Ted Lindsay scowled. “That’s what I like about small towns. You and I are friends, which doesn’t necessarily mean that we like each other.” He straightened abruptly in his chair. “You coming by the game tonight?”

“I’m speaking to a group at the Boys’ Club at ten.”

The crooked grin returned. “Still politicking, Joe?”

“I wasn’t elected to this chair.”

“That’s right,” Ted Lindsay agreed promptly. “A little afraid of the electorate, perhaps? Or possibly it’s easier to do a little sub rosa campaigning for the people who can appoint a deserving young man to a suitable office?” He waited for a response, and when none was forthcoming he continued. “Haven’t seen you much at the game lately. Turned your back on it?”

“I’ve been a little busy.”

“I wonder.” The intense dark eyes explored the big man speculatively. “Could it be that the youngest police lieutenant in the state now feels it a little bit indiscretionary to be a regular in the town’s high stakes poker game?” Syrup dripped from every syllable. “I’d gotten into the habit of thinking that that game had been pretty good to you.”

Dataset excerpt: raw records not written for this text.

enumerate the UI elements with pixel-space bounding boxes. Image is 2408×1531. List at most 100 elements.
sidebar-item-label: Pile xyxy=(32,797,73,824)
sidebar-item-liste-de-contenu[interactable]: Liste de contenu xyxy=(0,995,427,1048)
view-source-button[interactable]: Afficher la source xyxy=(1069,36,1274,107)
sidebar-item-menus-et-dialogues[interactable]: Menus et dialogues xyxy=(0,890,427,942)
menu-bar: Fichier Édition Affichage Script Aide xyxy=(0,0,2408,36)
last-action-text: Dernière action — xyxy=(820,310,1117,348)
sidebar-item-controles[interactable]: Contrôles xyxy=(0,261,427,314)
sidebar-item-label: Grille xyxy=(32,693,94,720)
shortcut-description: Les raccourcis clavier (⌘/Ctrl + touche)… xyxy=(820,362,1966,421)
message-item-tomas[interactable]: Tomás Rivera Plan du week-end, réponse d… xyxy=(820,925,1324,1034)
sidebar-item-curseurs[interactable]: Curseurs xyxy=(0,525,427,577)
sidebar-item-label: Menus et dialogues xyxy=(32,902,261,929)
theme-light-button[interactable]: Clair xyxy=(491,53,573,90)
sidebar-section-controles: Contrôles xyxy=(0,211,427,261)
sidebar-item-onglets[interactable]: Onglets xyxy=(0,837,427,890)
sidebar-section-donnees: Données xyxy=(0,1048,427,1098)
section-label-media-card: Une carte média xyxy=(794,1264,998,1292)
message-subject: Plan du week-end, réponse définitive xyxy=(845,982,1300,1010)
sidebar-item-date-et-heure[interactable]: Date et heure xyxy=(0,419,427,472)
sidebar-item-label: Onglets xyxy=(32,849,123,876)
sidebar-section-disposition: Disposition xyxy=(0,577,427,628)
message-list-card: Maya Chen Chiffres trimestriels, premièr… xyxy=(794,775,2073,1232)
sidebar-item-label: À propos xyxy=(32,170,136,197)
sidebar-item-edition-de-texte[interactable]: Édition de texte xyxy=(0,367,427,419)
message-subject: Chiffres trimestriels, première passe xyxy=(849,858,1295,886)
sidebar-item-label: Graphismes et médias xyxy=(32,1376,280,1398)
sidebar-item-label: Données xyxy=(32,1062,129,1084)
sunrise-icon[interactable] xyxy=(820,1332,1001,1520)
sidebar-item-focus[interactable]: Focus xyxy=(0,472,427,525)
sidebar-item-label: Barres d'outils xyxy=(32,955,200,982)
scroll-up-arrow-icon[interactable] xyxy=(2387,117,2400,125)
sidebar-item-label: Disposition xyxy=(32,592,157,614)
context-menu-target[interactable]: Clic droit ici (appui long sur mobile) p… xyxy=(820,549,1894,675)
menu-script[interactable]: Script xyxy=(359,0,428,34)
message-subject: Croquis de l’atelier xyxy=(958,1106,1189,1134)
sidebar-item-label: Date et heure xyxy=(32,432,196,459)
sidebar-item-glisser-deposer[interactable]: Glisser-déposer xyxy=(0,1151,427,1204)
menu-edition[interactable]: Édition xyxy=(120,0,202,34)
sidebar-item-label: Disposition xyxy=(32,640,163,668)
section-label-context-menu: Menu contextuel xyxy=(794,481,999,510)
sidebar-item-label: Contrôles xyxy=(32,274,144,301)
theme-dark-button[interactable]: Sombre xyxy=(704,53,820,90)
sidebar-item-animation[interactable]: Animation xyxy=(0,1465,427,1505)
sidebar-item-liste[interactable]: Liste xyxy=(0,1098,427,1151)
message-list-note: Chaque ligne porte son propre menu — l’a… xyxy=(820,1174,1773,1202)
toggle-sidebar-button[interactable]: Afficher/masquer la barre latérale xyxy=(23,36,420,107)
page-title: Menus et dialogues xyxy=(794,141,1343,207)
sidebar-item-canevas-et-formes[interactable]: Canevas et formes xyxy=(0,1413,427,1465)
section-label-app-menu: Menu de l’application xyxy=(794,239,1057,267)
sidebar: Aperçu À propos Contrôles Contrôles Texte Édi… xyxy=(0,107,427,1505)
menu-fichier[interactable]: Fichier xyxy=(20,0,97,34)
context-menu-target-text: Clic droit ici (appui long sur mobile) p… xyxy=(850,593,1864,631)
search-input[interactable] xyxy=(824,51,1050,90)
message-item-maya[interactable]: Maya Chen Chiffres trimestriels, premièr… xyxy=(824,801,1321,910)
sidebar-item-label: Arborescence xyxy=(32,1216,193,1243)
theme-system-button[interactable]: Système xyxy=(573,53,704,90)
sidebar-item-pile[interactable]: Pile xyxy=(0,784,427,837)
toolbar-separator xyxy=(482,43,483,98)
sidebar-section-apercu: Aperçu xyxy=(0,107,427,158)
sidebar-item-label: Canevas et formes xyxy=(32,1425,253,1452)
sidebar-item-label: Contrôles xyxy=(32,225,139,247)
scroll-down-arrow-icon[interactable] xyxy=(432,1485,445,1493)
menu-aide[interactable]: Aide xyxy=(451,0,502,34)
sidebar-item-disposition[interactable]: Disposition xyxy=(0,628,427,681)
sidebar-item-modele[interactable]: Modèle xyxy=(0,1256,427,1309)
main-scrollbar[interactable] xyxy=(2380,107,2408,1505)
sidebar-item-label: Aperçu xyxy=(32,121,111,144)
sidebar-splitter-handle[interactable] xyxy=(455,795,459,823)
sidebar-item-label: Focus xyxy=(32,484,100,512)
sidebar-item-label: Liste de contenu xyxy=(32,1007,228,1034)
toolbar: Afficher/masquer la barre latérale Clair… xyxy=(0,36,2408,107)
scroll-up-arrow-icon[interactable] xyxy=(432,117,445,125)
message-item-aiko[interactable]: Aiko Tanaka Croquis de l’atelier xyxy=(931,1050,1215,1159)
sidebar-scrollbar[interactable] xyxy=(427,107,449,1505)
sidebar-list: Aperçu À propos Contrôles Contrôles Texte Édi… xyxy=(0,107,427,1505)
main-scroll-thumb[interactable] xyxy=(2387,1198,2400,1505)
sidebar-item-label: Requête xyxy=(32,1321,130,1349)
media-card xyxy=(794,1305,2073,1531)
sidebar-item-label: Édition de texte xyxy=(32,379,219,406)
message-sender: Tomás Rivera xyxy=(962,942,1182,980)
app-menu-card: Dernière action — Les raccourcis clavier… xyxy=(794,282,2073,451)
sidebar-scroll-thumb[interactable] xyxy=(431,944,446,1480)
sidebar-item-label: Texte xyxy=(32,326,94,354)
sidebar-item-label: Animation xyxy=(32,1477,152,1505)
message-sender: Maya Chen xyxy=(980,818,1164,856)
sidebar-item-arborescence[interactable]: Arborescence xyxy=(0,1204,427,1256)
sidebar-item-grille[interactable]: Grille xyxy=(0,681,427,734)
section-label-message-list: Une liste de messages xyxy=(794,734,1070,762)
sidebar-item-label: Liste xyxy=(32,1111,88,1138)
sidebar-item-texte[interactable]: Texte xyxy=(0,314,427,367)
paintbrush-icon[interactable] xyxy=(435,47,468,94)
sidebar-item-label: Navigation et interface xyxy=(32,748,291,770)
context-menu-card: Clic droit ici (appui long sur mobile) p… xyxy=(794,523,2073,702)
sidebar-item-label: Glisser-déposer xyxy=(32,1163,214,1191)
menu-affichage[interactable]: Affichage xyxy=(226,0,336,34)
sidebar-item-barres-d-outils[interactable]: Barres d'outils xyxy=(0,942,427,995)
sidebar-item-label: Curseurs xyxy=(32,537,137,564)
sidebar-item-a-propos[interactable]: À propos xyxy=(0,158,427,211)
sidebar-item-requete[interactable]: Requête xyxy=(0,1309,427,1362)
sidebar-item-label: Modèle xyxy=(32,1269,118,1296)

“I don’t think I’d disagree, Ted.”

“I don’t mean just financially, understand. I remember when Big Joe Conway was a raggedy-pants kid fresh out of school playing in a game he couldn’t afford because some of the better people in town played in it too. Like Doc Morrissey. And Judge Schofield. You going to marry Ann Schofield, Joe? She put the seal of approval yet on your Nordic chromosomes?”

The blond man glanced up at the wall clock, elaborately. “You’re going to make me late for dinner.”

“At Judge Schofield’s?” Ted inquired, and waved a hand negligently. “Don’t let me detain you.”

“You must have had a reason for coming by the office.”